Manage files in Unity Catalog volumes with the Databricks ODBC Driver (Simba)
This page describes how to upload, download, and delete files in Unity Catalog volumes using the Databricks ODBC Driver.
Requirements
- Databricks ODBC Driver version 2.8.2 or above
- Native query mode enabled (default). If disabled, add
UseNativeQuery=1orUseNativeQuery=2to your connection string.
For a complete Python example with authentication setup, see Connect Python and pyodbc to Databricks.
Upload a file
To upload a file, add the StagingAllowedLocalPaths property to your connection string with the path of the file to upload. For multiple source locations, use a comma-separated list (for example, /tmp/,/usr/tmp/).
In multi-tenant environments where users control the ODBC URL (such as BI tools or developer services), set StagingAllowedLocalPaths to a sandbox location or non-existent path. This prevents users from writing arbitrary files and interfering with the service's internal deployment.

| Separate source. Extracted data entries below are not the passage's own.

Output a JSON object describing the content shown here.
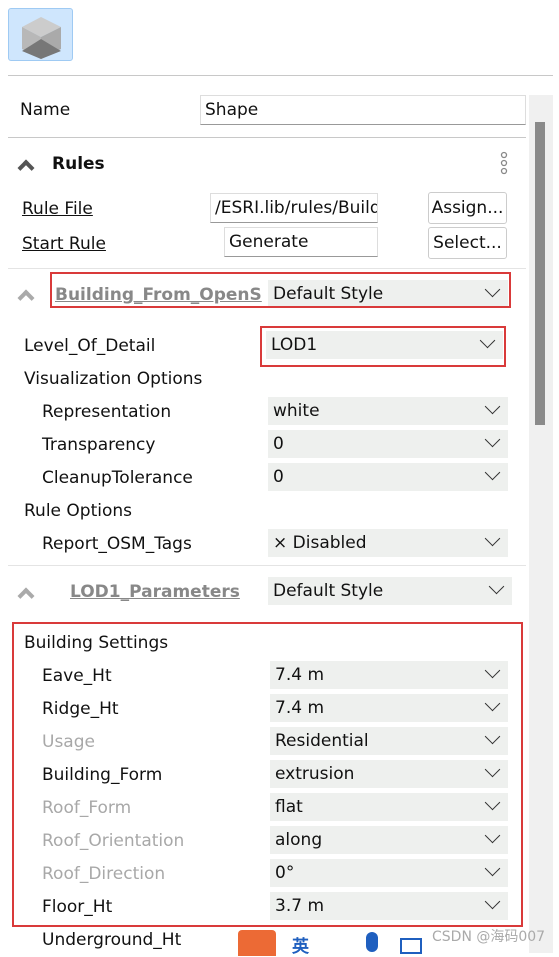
{
  "header": {
    "icon": "cube-icon"
  },
  "name": {
    "label": "Name",
    "value": "Shape"
  },
  "rules": {
    "title": "Rules",
    "rule_file_label": "Rule File",
    "rule_file_value": "/ESRI.lib/rules/Build",
    "assign_button": "Assign...",
    "start_rule_label": "Start Rule",
    "start_rule_value": "Generate",
    "select_button": "Select..."
  },
  "building": {
    "title": "Building_From_OpenS",
    "style": "Default Style"
  },
  "attrs": [
    {
      "label": "Level_Of_Detail",
      "value": "LOD1"
    },
    {
      "label": "Visualization Options"
    },
    {
      "label": "Representation",
      "value": "white"
    },
    {
      "label": "Transparency",
      "value": "0"
    },
    {
      "label": "CleanupTolerance",
      "value": "0"
    },
    {
      "label": "Rule Options"
    },
    {
      "label": "Report_OSM_Tags",
      "value": "× Disabled"
    }
  ],
  "lod1": {
    "title": "LOD1_Parameters",
    "style": "Default Style"
  },
  "settings": {
    "title": "Building Settings",
    "rows": [
      {
        "label": "Eave_Ht",
        "value": "7.4 m",
        "disabled": false
      },
      {
        "label": "Ridge_Ht",
        "value": "7.4 m",
        "disabled": false
      },
      {
        "label": "Usage",
        "value": "Residential",
        "disabled": true
      },
      {
        "label": "Building_Form",
        "value": "extrusion",
        "disabled": false
      },
      {
        "label": "Roof_Form",
        "value": "flat",
        "disabled": true
      },
      {
        "label": "Roof_Orientation",
        "value": "along",
        "disabled": true
      },
      {
        "label": "Roof_Direction",
        "value": "0°",
        "disabled": true
      },
      {
        "label": "Floor_Ht",
        "value": "3.7 m",
        "disabled": false
      },
      {
        "label": "Underground_Ht"
      }
    ]
  },
  "watermark": "CSDN @海码007",
  "ime": {
    "lang": "英"
  },
  "colors": {
    "highlight": "#d93a3a",
    "dropdown_bg": "#eef0ee"
  }
}
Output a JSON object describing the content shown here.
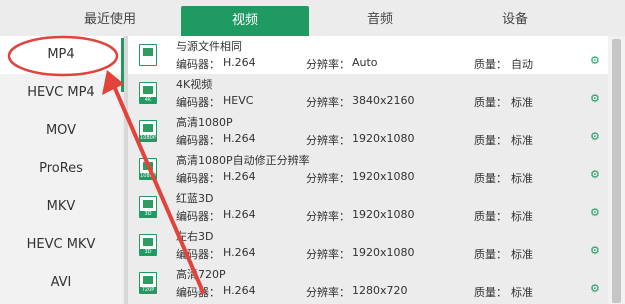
{
  "tabs": [
    "最近使用",
    "视频",
    "音频",
    "设备"
  ],
  "sidebar": [
    "MP4",
    "HEVC MP4",
    "MOV",
    "ProRes",
    "MKV",
    "HEVC MKV",
    "AVI"
  ],
  "labels": {
    "encoder": "编码器：",
    "resolution": "分辨率：",
    "quality": "质量："
  },
  "rows": [
    {
      "name": "与源文件相同",
      "encoder": "H.264",
      "resolution": "Auto",
      "quality": "自动",
      "badge": "",
      "icon": "film-icon"
    },
    {
      "name": "4K视频",
      "encoder": "HEVC",
      "resolution": "3840x2160",
      "quality": "标准",
      "badge": "4K",
      "icon": "4k-icon"
    },
    {
      "name": "高清1080P",
      "encoder": "H.264",
      "resolution": "1920x1080",
      "quality": "标准",
      "badge": "1080P",
      "icon": "1080p-icon"
    },
    {
      "name": "高清1080P自动修正分辨率",
      "encoder": "H.264",
      "resolution": "1920x1080",
      "quality": "标准",
      "badge": "1080P",
      "icon": "1080p-icon"
    },
    {
      "name": "红蓝3D",
      "encoder": "H.264",
      "resolution": "1920x1080",
      "quality": "标准",
      "badge": "3D",
      "icon": "3d-icon"
    },
    {
      "name": "左右3D",
      "encoder": "H.264",
      "resolution": "1920x1080",
      "quality": "标准",
      "badge": "3D",
      "icon": "3d-icon"
    },
    {
      "name": "高清720P",
      "encoder": "H.264",
      "resolution": "1280x720",
      "quality": "标准",
      "badge": "720P",
      "icon": "720p-icon"
    }
  ],
  "colors": {
    "accent": "#1f9a63",
    "annotation": "#e2433a"
  }
}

To overwrite an existing file, add OVERWRITE to the statement.
conn_string = "".join([
"DRIVER=", os.getenv("ODBC_DRIVER", "/Library/simba/spark/lib/libsparkodbc_sbu.dylib"),
";Host=", os.getenv("ODBC_HOST_NAME", "<<HOST_NAME>>"),
";PORT=443",
";HTTPPath=", os.getenv("ODBC_HTTP_PATH", "/sql/1.0/endpoints/1234567890"),
";AuthMech=11",
";SSL=1",
";ThriftTransport=2",
";SparkServerType=3",
";Auth_Flow=0",
";Auth_AccessToken=", os.getenv("API_TOKEN", "<<NO_ACCESS_TOKEN_IS_SET>>"),
";StagingAllowedLocalPaths=", "/tmp"),
os.getenv("ODBC_OPTIONS", ""),
])
conn = pyodbc.connect(conn_string, autocommit=True)
cursor = conn.cursor()
cursor.execute("PUT '" +
"/tmp/my-data.csv" +
"' INTO '" +
"/Volumes/main/default/my-volume/my-data.csv" +
"' OVERWRITE")
Download a file
Use GET to download a file from a volume to a local path:
conn = pyodbc.connect(conn_string, autocommit=True)
cursor = conn.cursor()
cursor.execute("GET '" +
"/Volumes/main/default/my-volume/my-data.csv" +
"' TO '" +
"/tmp/my-downloaded-data.csv" +
"'")
Delete a file
Use REMOVE to delete a file from a volume:
conn = pyodbc.connect(conn_string, autocommit=True)
cursor = conn.cursor()
cursor.execute("REMOVE '" +
"/Volumes/main/default/my-volume/my-data.csv" +
"'")